🤖 AI Summary
This work addresses the limitation of existing subword tokenization methods, which disregard phonetic information and thereby impair language models’ ability to represent phonological knowledge—such as rhyme patterns and syllable structure. To quantify a tokenizer’s sensitivity to phonology, the authors propose Syllable-Token Alignment Distance (STAD) as a diagnostic metric. They further introduce a lightweight fine-tuning approach guided by International Phonetic Alphabet (IPA) representations, designed to enhance phonological awareness without substantially compromising general-purpose capabilities. Experimental results demonstrate consistent performance gains across three phonology-related tasks, while incurring only minor drops of 1.1% and 0.9% on the GSM8K and MMLU benchmarks, respectively, thus effectively balancing task-specific proficiency with broad linguistic competence.
📝 Abstract
Tokenization is the first step in every language model (LM), yet it never takes the sounds of words into account. We investigate how tokenization influences text-only LMs' ability to represent phonological knowledge.
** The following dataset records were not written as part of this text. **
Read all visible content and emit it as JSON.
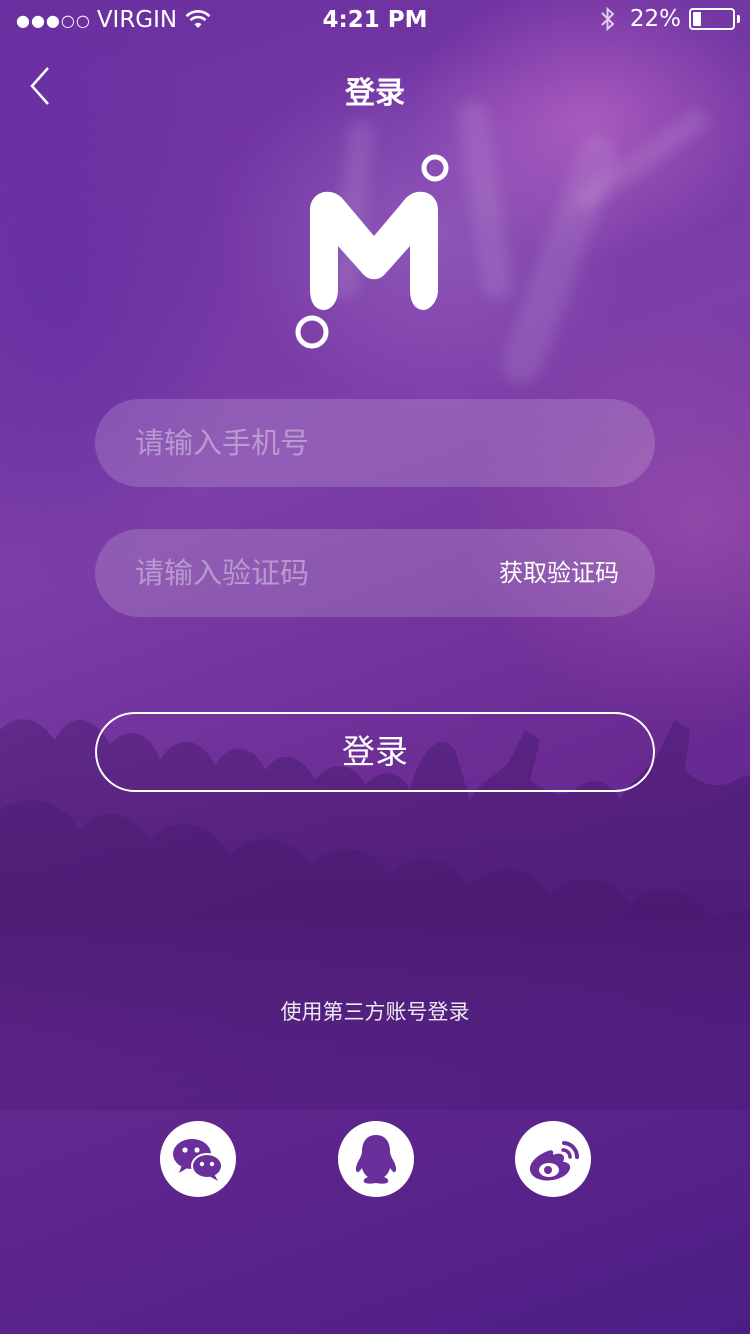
{
  "status_bar": {
    "signal": "●●●○○",
    "carrier": "VIRGIN",
    "time": "4:21 PM",
    "battery_percent": "22%",
    "battery_level": 0.22,
    "icons": [
      "signal-dots-icon",
      "wifi-icon",
      "bluetooth-icon",
      "battery-icon"
    ]
  },
  "nav": {
    "title": "登录",
    "back_icon": "chevron-left-icon"
  },
  "logo": {
    "icon": "m-logo-icon"
  },
  "form": {
    "phone_placeholder": "请输入手机号",
    "phone_value": "",
    "code_placeholder": "请输入验证码",
    "code_value": "",
    "get_code_label": "获取验证码",
    "login_label": "登录"
  },
  "third_party": {
    "label": "使用第三方账号登录",
    "providers": [
      {
        "name": "wechat",
        "icon": "wechat-icon"
      },
      {
        "name": "qq",
        "icon": "qq-icon"
      },
      {
        "name": "weibo",
        "icon": "weibo-icon"
      }
    ]
  },
  "colors": {
    "background_top": "#7d3fa8",
    "background_bottom": "#4c1e85",
    "icon_purple": "#6a2f9a",
    "text": "#ffffff"
  }
}
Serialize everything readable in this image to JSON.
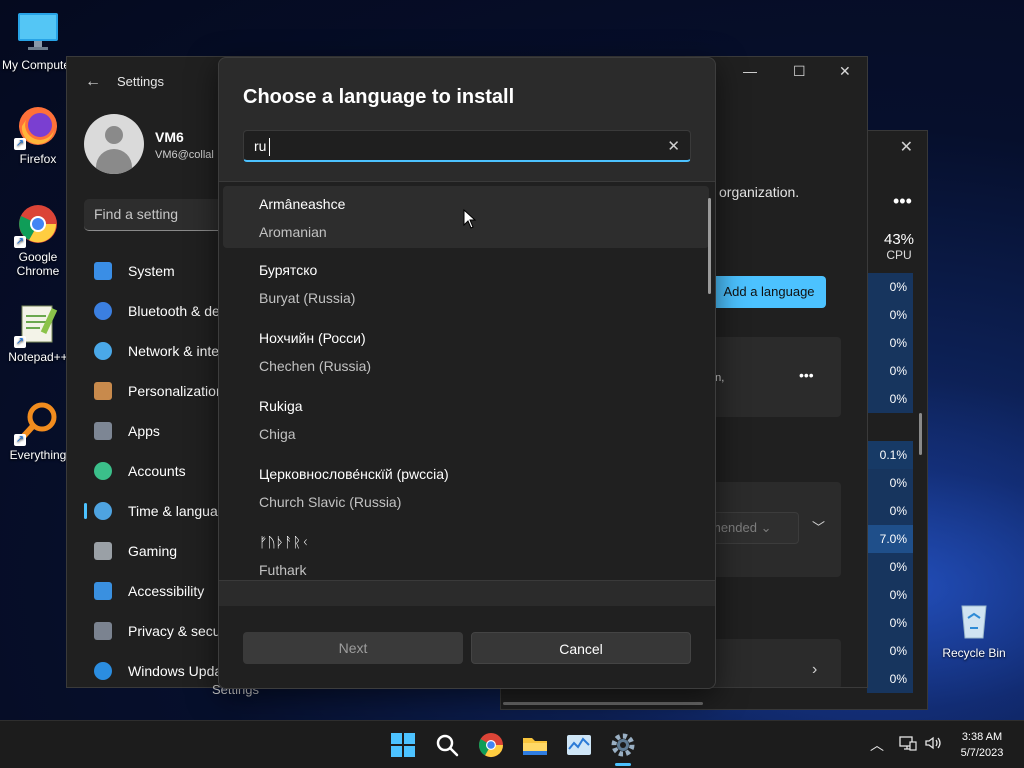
{
  "desktop": {
    "icons": [
      {
        "label": "My Computer"
      },
      {
        "label": "Firefox"
      },
      {
        "label": "Google Chrome"
      },
      {
        "label": "Notepad++"
      },
      {
        "label": "Everything"
      },
      {
        "label": "Recycle Bin"
      }
    ]
  },
  "task_manager": {
    "cpu_percent": "43%",
    "cpu_label": "CPU",
    "cpu_values": [
      "0%",
      "0%",
      "0%",
      "0%",
      "0%",
      "",
      "0.1%",
      "0%",
      "0%",
      "7.0%",
      "0%",
      "0%",
      "0%",
      "0%",
      "0%"
    ]
  },
  "settings": {
    "title": "Settings",
    "user_name": "VM6",
    "user_email": "VM6@collal",
    "search_placeholder": "Find a setting",
    "nav": [
      {
        "label": "System",
        "color": "#3a8ee6"
      },
      {
        "label": "Bluetooth & de",
        "color": "#3b7fe0"
      },
      {
        "label": "Network & inte",
        "color": "#4aa8e8"
      },
      {
        "label": "Personalization",
        "color": "#c88a4c"
      },
      {
        "label": "Apps",
        "color": "#7d8694"
      },
      {
        "label": "Accounts",
        "color": "#3bbf8a"
      },
      {
        "label": "Time & languag",
        "color": "#4ea3e0"
      },
      {
        "label": "Gaming",
        "color": "#9aa0a6"
      },
      {
        "label": "Accessibility",
        "color": "#3a90e0"
      },
      {
        "label": "Privacy & secu",
        "color": "#7b8390"
      },
      {
        "label": "Windows Upda",
        "color": "#2b8de0"
      }
    ],
    "org_text": "organization.",
    "add_language_label": "Add a language",
    "card_text": "on,",
    "recommended_text": "mended",
    "behind_label": "Settings"
  },
  "dialog": {
    "title": "Choose a language to install",
    "search_value": "ru",
    "languages": [
      {
        "native": "Armâneashce",
        "english": "Aromanian"
      },
      {
        "native": "Бурятско",
        "english": "Buryat (Russia)"
      },
      {
        "native": "Нохчийн (Росси)",
        "english": "Chechen (Russia)"
      },
      {
        "native": "Rukiga",
        "english": "Chiga"
      },
      {
        "native": "Церковнослове́нскїй (рwссіа)",
        "english": "Church Slavic (Russia)"
      },
      {
        "native": "ᚠᚢᚦᚨᚱᚲ",
        "english": "Futhark"
      }
    ],
    "next_label": "Next",
    "cancel_label": "Cancel"
  },
  "taskbar": {
    "time": "3:38 AM",
    "date": "5/7/2023",
    "accent": "#4cc2ff"
  }
}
Through a series of probing experiments, we show that subword-based tokenization systematically weakens the encoding of both local (e.g., rhyme) and global (e.g., syllabification) phonological features. To quantify this effect, we introduce the syllabification-tokenization alignment distance (STAD), a metric that measures the misalignment between a model's tokenization and the natural syllable boundaries of words, and find that higher misalignment correlates with poorer phonological representations, providing a simple diagnostic for phonology-aware tokenization. To address these limitations, we propose a lightweight IPA-based fine-tuning method that infuses phonological awareness into LMs, leading to consistent improvements across three phonology-related tasks while largely preserving math and general reasoning ability, with 1.1\% and 0.9\% drops on GSM8K and MMLU, respectively.